Is BP appropriately taking the interests of the public into account in current Gulf of Mexico oil spill? The jury is still out on that question.
Tim
Hmm. Ethics in a shark tank?
Methinks the lady doth protest too much.
The 70′s faculty at University of Chicago may not have
been politically correct,Monsieur Mojonnier, but they were accurate: profits, profits, profits!
Was it Benjamin Cardozo, who described corporations(not just American) as ‘soulless entities.’?(I believe so, but I cannot adequately source this precise quote).
And see(for example): The Enduring Ambivalence of Corporate Law
Christopher M. Bruner at:
http://works.bepress.com/cgi/viewcontent.cgi?article=1000&context=christopher_bruner
Daniel,
Thanks for your comments. I am looking forward to reading the piece that you sent me titled “The Enduring Ambivalence of Corporate Law.” You advocate a point of view that many agree with. Based on recent events, those who believe that ethics do matter are in the minority. The metaphor of “ethics in a shark tank” is startling, and buttresses your argument.
The personification of the point of view that you espouse is Gordon Gecko, who was the main character in the film “Wall Street.” Gecko stated that “greed is good,” and ran roughshod over people in order to maximize profits. If this is as good as it gets in terms of corporate governance, I am afraid that we are all in trouble.
Tim
Hi Tim; Your latest blog entry is a timely (or is it a timeless) subject…… I really don’t believe that all of us “educated” folks were not aware of ethics back in the 70′s&80′s!! As always,anyone can rationalize bad behavior. However, right vs. wrong is almost always a clear choice. Long term success is founded upon solid management and honorable practices.. in the past, as well as the present!
Steve,
Thank you for your comments. I agree with the notion that we learn ethics at an early age, often from our parents or other significant adults. I remember–at the age of 5–being chided by my grandfather for throwing a gum wrapper out of the car window. I have never done that again. That experience has done more than anything–including reading a treatise about the sanctity of the environment–to make me consider the effect of my actions on the external environment.
Many business schools, however, are trying to incorporate ethics into their curriculum. Only time will tell whether or not this education will produce “ethical” leaders.
Tim
I’m wondering what role ethics (or the lack thereof) played in the events leading up to and including the first critical hours and days following the oil rig explosion off the Louisiana coast?

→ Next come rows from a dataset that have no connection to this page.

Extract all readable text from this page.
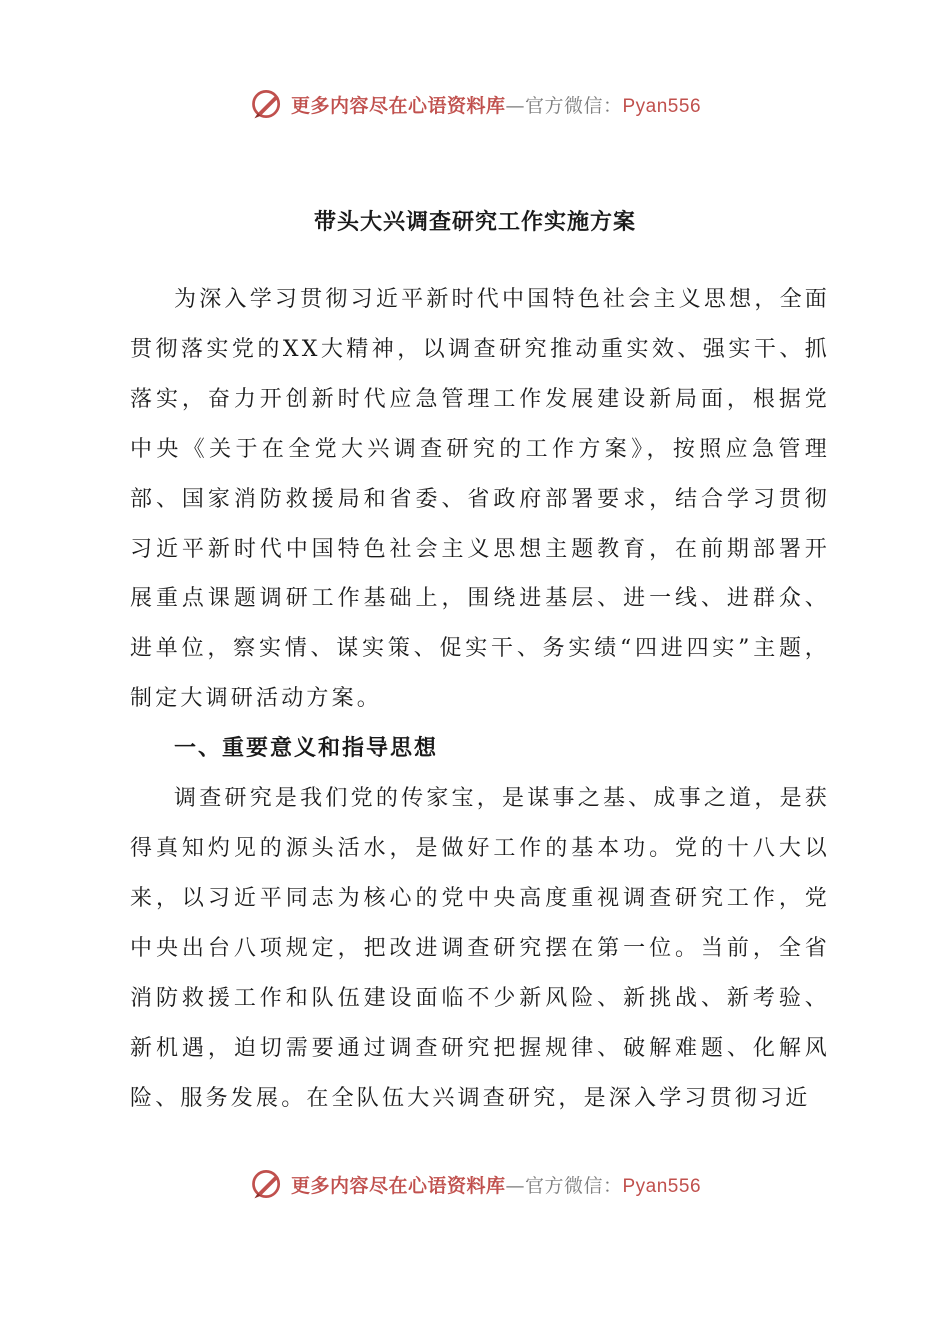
更多内容尽在心语资料库—官方微信：Pyan556
带头大兴调查研究工作实施方案

为深入学习贯彻习近平新时代中国特色社会主义思想，全面贯彻落实党的XX大精神，以调查研究推动重实效、强实干、抓落实，奋力开创新时代应急管理工作发展建设新局面，根据党中央《关于在全党大兴调查研究的工作方案》，按照应急管理部、国家消防救援局和省委、省政府部署要求，结合学习贯彻习近平新时代中国特色社会主义思想主题教育，在前期部署开展重点课题调研工作基础上，围绕进基层、进一线、进群众、进单位，察实情、谋实策、促实干、务实绩“四进四实”主题，制定大调研活动方案。

一、重要意义和指导思想

调查研究是我们党的传家宝，是谋事之基、成事之道，是获得真知灼见的源头活水，是做好工作的基本功。党的十八大以来，以习近平同志为核心的党中央高度重视调查研究工作，党中央出台八项规定，把改进调查研究摆在第一位。当前，全省消防救援工作和队伍建设面临不少新风险、新挑战、新考验、新机遇，迫切需要通过调查研究把握规律、破解难题、化解风险、服务发展。在全队伍大兴调查研究，是深入学习贯彻习近

更多内容尽在心语资料库—官方微信：Pyan556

Of course we must wait for hard evidence on whether profits outweighed safety in securing the well-head at 5000 feet beneath the surface of the Gulf of Mexico, and whether fear of blame and money damages outweighed ethics in the accurate reporting of spill volumes of oil into the Gulf, and the treatment of explosion survivors. This was one oil well in one field of one region of the world in which BP operates, but the spill is now consuming 50% of BP’s global profits each day(about $22M/day)(source NPR broadcast 5/27/2010). Considering the astronomical costs to BP per day, perhaps the truth and ethics became an unaffordable luxury?